Text-motion retrieval systems learn shared embedding spaces from motion-caption pairs via contrastive objectives. However, each caption is not a deterministic label but a sample from a distribution of valid descriptions: different annotators produce different text for the same motion, mixing motion-recoverable semantics (action type, body parts, directionality) with annotator-specific style and inferred context that cannot be determined from 3D joint coordinates alone. Standard contrastive training treats each caption as the single positive target, overlooking this distributional structure and inducing within-motion embedding variance that weakens alignment.

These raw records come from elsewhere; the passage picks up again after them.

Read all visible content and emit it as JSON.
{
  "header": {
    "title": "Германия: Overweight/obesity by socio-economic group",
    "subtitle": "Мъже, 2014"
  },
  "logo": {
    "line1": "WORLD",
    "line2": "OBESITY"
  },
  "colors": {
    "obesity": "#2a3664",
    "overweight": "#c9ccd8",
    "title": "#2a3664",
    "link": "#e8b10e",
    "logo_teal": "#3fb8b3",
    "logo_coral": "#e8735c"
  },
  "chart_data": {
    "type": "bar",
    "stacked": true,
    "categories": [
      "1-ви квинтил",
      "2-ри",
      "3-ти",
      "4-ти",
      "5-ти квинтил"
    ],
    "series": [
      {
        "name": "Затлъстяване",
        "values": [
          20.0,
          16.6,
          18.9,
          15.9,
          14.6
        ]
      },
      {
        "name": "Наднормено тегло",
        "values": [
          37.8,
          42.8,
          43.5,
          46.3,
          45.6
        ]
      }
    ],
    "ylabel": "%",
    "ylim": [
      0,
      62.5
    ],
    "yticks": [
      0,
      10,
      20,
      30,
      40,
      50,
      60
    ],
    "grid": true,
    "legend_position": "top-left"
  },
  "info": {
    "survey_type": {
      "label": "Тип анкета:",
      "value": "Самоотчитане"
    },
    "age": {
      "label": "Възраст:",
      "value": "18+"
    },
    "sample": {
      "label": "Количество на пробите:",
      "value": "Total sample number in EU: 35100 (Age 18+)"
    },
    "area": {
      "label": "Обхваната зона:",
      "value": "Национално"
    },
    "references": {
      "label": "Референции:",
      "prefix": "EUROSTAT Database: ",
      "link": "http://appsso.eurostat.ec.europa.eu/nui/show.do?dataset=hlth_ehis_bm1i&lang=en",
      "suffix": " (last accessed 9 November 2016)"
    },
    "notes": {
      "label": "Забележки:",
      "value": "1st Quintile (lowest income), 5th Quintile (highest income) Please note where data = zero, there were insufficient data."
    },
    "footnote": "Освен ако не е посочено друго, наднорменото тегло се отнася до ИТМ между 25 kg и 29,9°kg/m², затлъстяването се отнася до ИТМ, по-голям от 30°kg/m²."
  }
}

We propose MoCHA, a text canonicalization framework that reduces this variance by projecting each caption onto its motion-recoverable content prior to encoding, producing tighter positive clusters and better-separated embeddings. Canonicalization is a general principle: even deterministic rule-based methods improve cross-dataset transfer, though learned canonicalizers provide substantially larger gains. We present two learned variants: an LLM-based approach (GPT-5.2) and a distilled FlanT5 model requiring no LLM at inference time. MoCHA operates as a preprocessing step compatible with any retrieval architecture. Applied to MoPa (MotionPatches), MoCHA sets a new state of the art on both HumanML3D (H) and KIT-ML (K): the LLM variant achieves 13.9% T2M R@1 on H (+3.1pp) and 24.3% on K (+10.3pp), while the LLM-free T5 variant achieves gains of +2.5pp and +8.1pp. Canonicalization reduces within-motion text-embedding variance by 11-19% and improves cross-dataset transfer substantially, with H to K improving by 94% and K to H by 52%, demonstrating that standardizing the language space yields more transferable motion-language representations.